Flow cytometric quantification of methanogens in anaerobic digestate

Abstract

Anaerobic digestion (AD) is an efficacious waste treatment technique that promotes organic stability and energy recovery. Methanogens are critical organisms that constitute the bottleneck in this process. The process relies on methanogenic archaea, which are crucial organisms that create a bottleneck. The quantitative assessment of these organisms can enhance process efficiency, identify issues prior to failure and result in community-focused process control systems. This paper introduces a flow cytometric method that is autofluorescence-based and used to rapidly and economically measure methanogenic archaea in a selection of microbial communities and raw substrates.

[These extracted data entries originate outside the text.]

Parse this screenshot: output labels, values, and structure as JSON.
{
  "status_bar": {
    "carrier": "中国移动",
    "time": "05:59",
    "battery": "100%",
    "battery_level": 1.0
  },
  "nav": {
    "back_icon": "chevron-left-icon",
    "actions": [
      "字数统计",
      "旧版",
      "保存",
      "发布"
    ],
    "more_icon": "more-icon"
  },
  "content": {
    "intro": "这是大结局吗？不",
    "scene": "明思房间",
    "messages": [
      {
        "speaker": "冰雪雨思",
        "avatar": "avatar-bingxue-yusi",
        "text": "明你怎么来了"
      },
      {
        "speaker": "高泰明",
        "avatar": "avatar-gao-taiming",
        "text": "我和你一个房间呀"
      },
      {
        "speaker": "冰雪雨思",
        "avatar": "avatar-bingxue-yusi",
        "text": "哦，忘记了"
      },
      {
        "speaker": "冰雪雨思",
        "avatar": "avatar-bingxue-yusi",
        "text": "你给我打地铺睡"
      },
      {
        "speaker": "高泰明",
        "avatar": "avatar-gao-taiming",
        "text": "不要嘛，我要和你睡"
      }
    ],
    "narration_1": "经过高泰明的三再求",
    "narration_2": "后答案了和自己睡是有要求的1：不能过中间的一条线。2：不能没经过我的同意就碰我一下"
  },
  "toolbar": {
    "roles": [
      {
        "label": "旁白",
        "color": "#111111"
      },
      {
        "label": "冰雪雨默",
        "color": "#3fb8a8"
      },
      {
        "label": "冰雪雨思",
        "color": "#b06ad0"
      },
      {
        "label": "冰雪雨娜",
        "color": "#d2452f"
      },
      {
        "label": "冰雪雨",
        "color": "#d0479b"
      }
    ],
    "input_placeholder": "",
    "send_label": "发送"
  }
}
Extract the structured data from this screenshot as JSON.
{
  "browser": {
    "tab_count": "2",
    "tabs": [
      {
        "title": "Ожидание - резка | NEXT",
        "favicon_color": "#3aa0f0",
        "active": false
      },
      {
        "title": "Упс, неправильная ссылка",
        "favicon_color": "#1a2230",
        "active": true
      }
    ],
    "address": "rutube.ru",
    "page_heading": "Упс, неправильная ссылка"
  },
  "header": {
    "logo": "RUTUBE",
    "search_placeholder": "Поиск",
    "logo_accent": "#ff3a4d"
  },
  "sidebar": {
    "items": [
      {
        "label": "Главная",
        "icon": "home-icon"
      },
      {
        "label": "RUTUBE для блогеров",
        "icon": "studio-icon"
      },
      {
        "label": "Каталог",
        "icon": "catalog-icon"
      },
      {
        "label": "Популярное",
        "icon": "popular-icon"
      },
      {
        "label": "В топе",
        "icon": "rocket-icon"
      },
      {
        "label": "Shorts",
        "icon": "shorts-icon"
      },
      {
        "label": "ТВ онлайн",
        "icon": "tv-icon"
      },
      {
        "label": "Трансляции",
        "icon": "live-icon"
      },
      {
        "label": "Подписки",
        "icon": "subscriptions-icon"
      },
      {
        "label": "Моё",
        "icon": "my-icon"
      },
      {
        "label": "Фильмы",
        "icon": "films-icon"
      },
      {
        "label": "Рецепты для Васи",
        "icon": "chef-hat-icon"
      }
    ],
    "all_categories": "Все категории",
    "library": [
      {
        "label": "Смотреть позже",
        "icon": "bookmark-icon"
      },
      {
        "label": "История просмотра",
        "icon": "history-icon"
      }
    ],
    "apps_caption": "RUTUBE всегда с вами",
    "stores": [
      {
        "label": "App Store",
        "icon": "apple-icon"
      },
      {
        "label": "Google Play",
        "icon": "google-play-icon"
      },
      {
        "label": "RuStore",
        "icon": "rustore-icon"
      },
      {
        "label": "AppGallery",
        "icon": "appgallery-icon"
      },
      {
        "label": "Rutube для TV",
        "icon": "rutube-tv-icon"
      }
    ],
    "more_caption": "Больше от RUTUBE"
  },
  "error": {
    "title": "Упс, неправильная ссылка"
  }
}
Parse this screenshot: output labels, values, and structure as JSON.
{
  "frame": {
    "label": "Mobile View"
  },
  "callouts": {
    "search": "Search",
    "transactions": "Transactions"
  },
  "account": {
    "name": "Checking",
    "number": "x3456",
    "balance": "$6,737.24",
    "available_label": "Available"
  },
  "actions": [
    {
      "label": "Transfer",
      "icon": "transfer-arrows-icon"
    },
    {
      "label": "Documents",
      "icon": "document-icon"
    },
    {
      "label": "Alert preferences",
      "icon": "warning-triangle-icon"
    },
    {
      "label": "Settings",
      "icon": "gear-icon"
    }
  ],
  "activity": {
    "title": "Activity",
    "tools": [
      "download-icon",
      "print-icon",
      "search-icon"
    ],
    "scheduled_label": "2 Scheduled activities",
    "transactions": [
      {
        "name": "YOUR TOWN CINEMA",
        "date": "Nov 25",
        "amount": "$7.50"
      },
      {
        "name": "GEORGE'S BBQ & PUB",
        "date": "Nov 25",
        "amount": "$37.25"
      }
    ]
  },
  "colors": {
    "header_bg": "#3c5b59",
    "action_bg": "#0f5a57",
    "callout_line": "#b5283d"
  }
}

The technique was applied on a sample of anaerobic digestate. The methanogenic archaea were quantified by measuring the specific fluorescence of their co-factor F₄₂₀ which were estimated as 1.85 × 10⁵ cells mL^-1 using a standard curve with fluorescence intensity recorded throughout a 15-day period under storage in Phosphate Buffered Saline (PBS) at 6 °C. The thiazole orange screening facilitated the distinction of the complete microbial community from the persistent particle noise. The Sanger sequencing of the mcrA gene confirmed the findings leading to the detection of Methanosarcina sp. and Methanoculleus in FACS (Fluorescence-Activated Cell Sorting) sorted cells. This work presents new perspectives towards setting up of an anaerobic reactor that is exclusively based on methanogens thereby enhancing process efficiency and enabling the effective treatment of waste, hence reducing its environmental impact.